CTCA has led to a non-invasive estimation of CAAs prevalence and characterization of aneurysmal features and coronary anatomy. Overcoming ICA limitations, CTCA has provided a fine analysis of the aneurysms, also in presence of intraluminal thrombi.
冠状动脉瘤是通过冠状动脉造影偶然发现的,表现为冠状动脉的局部扩张。尽管有创性冠状动脉造影(ICA)是金标准成像技术,但在存在壁血栓的情况下,它可能导致冠状动脉瘤直径的低估。计算机断层冠状动脉造影(CTCA)是检测冠状动脉瘤的一种非常敏感的工具,可以清晰地显示冠状动脉管腔,突出腔内血栓。
我们回顾性地分析了在我院进行的 390 例 CTCA,其中 9 例患者(6 名男性,3 名女性)患有冠状动脉瘤,代表了动脉瘤组(A 组)。
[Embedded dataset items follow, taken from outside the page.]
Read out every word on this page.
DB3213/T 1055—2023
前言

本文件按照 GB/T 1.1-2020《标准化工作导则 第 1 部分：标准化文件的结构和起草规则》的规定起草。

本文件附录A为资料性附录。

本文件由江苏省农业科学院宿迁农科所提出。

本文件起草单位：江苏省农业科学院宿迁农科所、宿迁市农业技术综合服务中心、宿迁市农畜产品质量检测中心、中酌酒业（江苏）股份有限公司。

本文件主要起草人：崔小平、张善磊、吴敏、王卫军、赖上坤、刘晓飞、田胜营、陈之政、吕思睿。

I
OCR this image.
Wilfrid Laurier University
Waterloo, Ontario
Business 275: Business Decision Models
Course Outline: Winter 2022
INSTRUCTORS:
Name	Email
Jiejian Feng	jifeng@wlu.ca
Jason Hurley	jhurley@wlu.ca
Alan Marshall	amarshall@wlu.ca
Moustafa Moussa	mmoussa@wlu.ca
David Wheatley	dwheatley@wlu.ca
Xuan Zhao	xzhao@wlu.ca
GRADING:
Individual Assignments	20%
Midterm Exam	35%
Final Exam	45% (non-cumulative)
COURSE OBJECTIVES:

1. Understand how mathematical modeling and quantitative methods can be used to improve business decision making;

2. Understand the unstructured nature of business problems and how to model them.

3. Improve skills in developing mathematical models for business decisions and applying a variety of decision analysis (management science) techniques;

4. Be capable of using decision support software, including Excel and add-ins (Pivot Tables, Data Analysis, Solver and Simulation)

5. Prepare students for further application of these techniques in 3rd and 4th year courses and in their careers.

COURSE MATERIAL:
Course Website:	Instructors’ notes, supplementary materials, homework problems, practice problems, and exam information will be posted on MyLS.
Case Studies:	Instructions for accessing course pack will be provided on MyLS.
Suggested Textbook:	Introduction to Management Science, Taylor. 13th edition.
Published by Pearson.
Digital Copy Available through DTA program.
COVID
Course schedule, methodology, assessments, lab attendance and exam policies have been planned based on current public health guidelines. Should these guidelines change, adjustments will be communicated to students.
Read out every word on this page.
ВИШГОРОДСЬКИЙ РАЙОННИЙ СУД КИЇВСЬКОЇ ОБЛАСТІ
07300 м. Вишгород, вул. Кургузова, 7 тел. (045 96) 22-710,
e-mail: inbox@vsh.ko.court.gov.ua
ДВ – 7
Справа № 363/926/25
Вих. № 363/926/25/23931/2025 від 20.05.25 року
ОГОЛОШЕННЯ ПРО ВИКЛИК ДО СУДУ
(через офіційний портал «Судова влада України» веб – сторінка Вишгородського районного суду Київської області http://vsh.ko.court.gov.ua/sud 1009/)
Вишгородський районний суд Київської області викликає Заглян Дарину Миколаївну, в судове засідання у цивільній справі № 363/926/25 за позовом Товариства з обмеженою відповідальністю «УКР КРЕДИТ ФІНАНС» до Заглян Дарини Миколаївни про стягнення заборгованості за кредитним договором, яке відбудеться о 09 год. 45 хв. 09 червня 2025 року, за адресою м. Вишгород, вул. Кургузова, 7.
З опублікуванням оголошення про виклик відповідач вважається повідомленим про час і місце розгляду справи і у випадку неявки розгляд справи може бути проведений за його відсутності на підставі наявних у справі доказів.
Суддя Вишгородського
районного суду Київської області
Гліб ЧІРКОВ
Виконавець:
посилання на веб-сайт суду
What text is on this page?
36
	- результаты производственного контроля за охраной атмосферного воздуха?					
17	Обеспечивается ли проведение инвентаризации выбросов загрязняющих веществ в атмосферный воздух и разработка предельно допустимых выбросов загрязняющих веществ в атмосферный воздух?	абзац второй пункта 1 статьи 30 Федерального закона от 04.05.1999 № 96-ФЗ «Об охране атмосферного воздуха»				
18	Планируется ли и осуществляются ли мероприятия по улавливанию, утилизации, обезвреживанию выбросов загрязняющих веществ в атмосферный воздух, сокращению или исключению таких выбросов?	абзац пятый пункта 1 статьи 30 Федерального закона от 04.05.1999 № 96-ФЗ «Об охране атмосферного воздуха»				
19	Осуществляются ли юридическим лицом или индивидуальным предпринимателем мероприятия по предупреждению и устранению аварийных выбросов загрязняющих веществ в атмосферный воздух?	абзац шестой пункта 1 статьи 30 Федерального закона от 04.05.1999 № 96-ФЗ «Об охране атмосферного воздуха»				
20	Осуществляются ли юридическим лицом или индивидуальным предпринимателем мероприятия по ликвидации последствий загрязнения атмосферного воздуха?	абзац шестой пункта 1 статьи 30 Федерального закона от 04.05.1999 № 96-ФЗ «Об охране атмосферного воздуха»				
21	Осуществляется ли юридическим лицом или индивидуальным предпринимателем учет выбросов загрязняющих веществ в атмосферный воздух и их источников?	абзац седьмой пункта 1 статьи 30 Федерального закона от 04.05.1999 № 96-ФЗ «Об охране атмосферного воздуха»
在无冠状动脉瘤的健康冠状动脉 CTCA 患者中确定了匹配的对照组(NAH 组)。比较并相关分析了临床变量和影像学发现。在我们的人群中,冠状动脉瘤的患病率为 2.31%。共发现 15 个冠状动脉瘤,主要位于右冠状动脉(RCA)(9 个动脉瘤),其次是左前降支冠状动脉(LAD)(3 个动脉瘤)和左回旋支冠状动脉(CX)(3 个动脉瘤)。在 6 例患者(66.7%)中,CTCA 显示动脉瘤血栓形成,5 例(55.5%)患者伴有冠状动脉狭窄。在 A 组和 NAH 组的健康节段中,测量的冠状动脉直径存在统计学显著差异。
CTCA 实现了对冠状动脉瘤患病率的非侵入性评估,以及对动脉瘤特征和冠状动脉解剖结构的准确评估。克服了 ICA 的局限性,CTCA 还可以在存在腔内血栓的情况下对动脉瘤进行精细分析。